Inizio a piangere, non mi piace questa storia e solo ora realizzo che quel caffè non mi ha fatto venire la colite. Allora come ha fatto a metterci così poco tempo? Solitamente ci mette tre quarti d’ora perché contempla chissà cosa.

«Hai messo qualcosa dentro quel caffè?» ma la domanda mi esce come: “Cosa ciera in quel caffè?” la frase di un vecchio meme che una volta faceva tanto ridere e che adesso crea solo imbarazzo quando lo si ricorda.
Il pavimento comincia a creparsi e vedo l’appartamento di quelli di sotto, i due ragazzi carini, ai quali volevamo chiedere di uscire ma che evidentemente da quanto stanno facendo, stanno insieme. Buon per loro.

E poi parole frammentate.

Rarità di attimi che si ripetono in un vortice che dura millenni. Egoismo, tradimenti, delusioni, nuove vite. Dov’è che abbiamo sbagliato? In quale momento ci siamo condannate a tutto questo?

Zavorre. Manette. Legami.
«Lasciaci!» urlo.
«Menzognere!» urla di rimando il gatto. «Un tempo lo cercavate, bramose di salvezza, elemosiniere di un amore che non ha mai saputo dare.»
Comincio a piangere. Non posso ancora condannarmi! Sono passati due millenni.
«Fate le vittime quando siete macchiate del Suo Sangue. Dove eravate quando gridava aiuto? Quando per colpa sua ha volto gli occhi al cielo cercando la forza per lasciarsi andare?
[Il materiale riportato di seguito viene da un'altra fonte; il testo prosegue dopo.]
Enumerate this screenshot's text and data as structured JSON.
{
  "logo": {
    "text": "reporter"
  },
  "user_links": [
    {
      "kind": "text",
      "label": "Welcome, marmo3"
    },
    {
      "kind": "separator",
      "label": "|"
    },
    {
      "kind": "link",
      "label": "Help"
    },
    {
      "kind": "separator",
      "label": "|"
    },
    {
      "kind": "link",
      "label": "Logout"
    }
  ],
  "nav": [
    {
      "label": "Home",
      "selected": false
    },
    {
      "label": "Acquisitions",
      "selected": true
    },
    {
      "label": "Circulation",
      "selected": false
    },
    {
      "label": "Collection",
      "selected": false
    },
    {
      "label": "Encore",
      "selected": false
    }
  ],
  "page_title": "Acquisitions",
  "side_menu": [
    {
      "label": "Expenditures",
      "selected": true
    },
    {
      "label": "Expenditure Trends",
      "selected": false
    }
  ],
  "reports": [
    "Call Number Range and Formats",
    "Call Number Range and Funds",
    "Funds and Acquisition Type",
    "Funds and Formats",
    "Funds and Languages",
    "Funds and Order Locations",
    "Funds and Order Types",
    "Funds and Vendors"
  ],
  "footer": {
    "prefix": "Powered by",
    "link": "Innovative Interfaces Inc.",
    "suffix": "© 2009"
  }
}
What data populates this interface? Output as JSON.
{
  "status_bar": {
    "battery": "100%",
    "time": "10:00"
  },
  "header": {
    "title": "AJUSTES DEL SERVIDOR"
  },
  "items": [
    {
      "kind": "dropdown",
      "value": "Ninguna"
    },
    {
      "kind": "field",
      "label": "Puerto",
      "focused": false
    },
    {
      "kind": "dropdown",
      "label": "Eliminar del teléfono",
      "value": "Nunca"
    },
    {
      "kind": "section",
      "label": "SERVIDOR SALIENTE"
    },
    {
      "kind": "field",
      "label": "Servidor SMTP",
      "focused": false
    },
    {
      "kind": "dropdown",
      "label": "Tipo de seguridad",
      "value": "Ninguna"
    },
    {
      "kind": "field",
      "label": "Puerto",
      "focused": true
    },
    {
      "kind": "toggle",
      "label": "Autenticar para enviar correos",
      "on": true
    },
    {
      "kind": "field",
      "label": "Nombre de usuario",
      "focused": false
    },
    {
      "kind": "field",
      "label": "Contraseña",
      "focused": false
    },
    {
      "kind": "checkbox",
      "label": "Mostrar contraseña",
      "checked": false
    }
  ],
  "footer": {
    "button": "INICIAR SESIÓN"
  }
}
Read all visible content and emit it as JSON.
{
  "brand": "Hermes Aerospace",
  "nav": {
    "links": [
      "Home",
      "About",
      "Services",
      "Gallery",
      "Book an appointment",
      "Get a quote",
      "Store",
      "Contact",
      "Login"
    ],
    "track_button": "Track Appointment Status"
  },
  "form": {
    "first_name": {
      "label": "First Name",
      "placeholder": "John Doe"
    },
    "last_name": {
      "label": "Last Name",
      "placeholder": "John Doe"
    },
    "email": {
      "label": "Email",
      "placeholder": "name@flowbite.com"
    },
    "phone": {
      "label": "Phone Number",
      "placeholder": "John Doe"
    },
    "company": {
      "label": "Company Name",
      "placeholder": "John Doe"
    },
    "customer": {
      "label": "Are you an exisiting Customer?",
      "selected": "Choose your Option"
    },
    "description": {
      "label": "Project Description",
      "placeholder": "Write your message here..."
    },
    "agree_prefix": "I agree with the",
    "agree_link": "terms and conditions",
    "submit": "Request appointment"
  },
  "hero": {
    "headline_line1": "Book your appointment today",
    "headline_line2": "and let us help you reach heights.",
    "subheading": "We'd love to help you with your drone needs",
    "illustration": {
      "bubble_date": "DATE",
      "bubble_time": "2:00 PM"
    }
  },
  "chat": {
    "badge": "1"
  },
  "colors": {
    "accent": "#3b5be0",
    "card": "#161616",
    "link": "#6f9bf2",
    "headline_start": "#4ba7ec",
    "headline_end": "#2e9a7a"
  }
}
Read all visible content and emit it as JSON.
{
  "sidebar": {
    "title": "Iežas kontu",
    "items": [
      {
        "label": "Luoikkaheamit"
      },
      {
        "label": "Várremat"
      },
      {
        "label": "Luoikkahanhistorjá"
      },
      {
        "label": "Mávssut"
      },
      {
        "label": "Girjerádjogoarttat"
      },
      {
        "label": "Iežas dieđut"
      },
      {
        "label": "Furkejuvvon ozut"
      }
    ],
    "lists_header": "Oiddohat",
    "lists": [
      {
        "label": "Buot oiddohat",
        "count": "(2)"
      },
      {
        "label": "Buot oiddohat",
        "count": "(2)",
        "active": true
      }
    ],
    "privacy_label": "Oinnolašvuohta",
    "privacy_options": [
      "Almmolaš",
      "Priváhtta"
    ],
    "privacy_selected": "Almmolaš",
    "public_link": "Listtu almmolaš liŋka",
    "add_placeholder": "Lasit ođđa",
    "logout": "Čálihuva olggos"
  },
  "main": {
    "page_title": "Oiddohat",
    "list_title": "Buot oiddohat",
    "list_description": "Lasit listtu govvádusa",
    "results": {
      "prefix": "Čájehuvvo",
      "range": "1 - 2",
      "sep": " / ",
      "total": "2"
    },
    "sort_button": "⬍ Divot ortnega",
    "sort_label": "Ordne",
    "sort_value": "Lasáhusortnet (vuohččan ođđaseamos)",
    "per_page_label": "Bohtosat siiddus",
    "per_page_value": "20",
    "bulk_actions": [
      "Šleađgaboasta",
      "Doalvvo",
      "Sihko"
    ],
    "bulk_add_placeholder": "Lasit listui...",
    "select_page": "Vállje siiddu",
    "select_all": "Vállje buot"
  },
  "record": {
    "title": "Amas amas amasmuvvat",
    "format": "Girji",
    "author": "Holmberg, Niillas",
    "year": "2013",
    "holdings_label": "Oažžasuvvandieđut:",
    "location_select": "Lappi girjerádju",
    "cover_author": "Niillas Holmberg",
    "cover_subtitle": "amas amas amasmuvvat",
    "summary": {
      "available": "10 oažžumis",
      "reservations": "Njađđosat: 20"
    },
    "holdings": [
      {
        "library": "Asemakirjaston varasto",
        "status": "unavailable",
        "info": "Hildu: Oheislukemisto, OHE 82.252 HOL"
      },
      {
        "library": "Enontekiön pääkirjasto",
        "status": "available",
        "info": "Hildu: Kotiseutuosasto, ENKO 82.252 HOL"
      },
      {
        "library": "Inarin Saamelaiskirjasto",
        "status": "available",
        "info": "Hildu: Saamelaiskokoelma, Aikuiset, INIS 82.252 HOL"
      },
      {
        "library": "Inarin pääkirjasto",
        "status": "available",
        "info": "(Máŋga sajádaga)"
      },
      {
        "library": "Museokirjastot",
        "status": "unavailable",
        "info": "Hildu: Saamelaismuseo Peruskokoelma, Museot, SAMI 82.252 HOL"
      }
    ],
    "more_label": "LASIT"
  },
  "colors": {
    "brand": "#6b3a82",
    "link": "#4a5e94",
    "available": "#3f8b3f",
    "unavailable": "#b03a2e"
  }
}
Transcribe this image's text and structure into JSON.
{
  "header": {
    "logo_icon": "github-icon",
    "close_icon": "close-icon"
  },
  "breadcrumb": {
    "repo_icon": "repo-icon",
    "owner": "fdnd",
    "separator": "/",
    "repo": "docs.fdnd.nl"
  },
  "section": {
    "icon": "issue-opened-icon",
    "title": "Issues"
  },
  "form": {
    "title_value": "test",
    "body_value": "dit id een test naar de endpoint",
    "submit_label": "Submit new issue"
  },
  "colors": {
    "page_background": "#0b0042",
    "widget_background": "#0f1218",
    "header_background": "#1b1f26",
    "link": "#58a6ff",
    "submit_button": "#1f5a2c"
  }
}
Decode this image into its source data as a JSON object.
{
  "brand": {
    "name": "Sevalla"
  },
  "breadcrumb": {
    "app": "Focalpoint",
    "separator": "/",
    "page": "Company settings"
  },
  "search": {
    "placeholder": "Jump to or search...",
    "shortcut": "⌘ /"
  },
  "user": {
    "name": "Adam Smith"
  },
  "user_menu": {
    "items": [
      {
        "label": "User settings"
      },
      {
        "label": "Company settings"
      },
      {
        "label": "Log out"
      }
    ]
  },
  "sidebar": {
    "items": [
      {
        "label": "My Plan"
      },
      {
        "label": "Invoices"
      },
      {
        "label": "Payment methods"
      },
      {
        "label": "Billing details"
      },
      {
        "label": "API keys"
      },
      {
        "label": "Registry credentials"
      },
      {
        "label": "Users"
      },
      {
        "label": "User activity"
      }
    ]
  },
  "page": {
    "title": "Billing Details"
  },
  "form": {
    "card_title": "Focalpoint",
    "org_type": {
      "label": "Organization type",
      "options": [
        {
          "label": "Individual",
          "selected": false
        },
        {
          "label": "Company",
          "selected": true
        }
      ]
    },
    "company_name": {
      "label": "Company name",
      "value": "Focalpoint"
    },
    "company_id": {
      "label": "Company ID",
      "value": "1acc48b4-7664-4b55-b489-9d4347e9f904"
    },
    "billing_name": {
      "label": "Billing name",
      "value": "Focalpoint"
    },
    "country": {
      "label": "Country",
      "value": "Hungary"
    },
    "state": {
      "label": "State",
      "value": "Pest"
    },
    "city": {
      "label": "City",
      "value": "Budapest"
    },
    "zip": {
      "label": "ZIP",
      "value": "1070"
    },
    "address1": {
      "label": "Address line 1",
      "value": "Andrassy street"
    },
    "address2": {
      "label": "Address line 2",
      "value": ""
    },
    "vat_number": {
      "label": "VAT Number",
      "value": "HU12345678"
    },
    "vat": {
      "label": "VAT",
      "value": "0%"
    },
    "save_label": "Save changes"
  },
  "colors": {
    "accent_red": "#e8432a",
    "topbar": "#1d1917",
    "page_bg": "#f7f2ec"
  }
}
E voi a credergli, a dirgli di sì...»
«Ho già chiesto perdono.»
«NON BASTA!» tuona il Gatto, trasformandosi ora in un elefante. L’Elefante ignorato da secoli nella stanza della Memoria.
Io e Idaa cadiamo in ginocchio. Sconfitte.

«Alzatevi.»
Il GattoElefante può stare solo fermo in silenzio ora che la Luce ha preso il corpo di George Harrison, o chi per lui. Ci bacia con dolcezza e amore incondizionato. Il suo abbraccio illumina ogni cellula del nostro corpo.
«State nell’Amore e sarete salvate.»
Chiudo gli occhi ringraziandolo.

Nessuno è perfetto. Tutti hanno la salvezza. Il GattoElefante torna a essere Lucagian.

«Divertente.» ride, tornando a rigirarsi i baffi.
«Interessante.» dico guardando l’alba.
Poi mi volto verso Idaa.
«È finita».

O forse no. Ma almeno è di nuovo il 1883.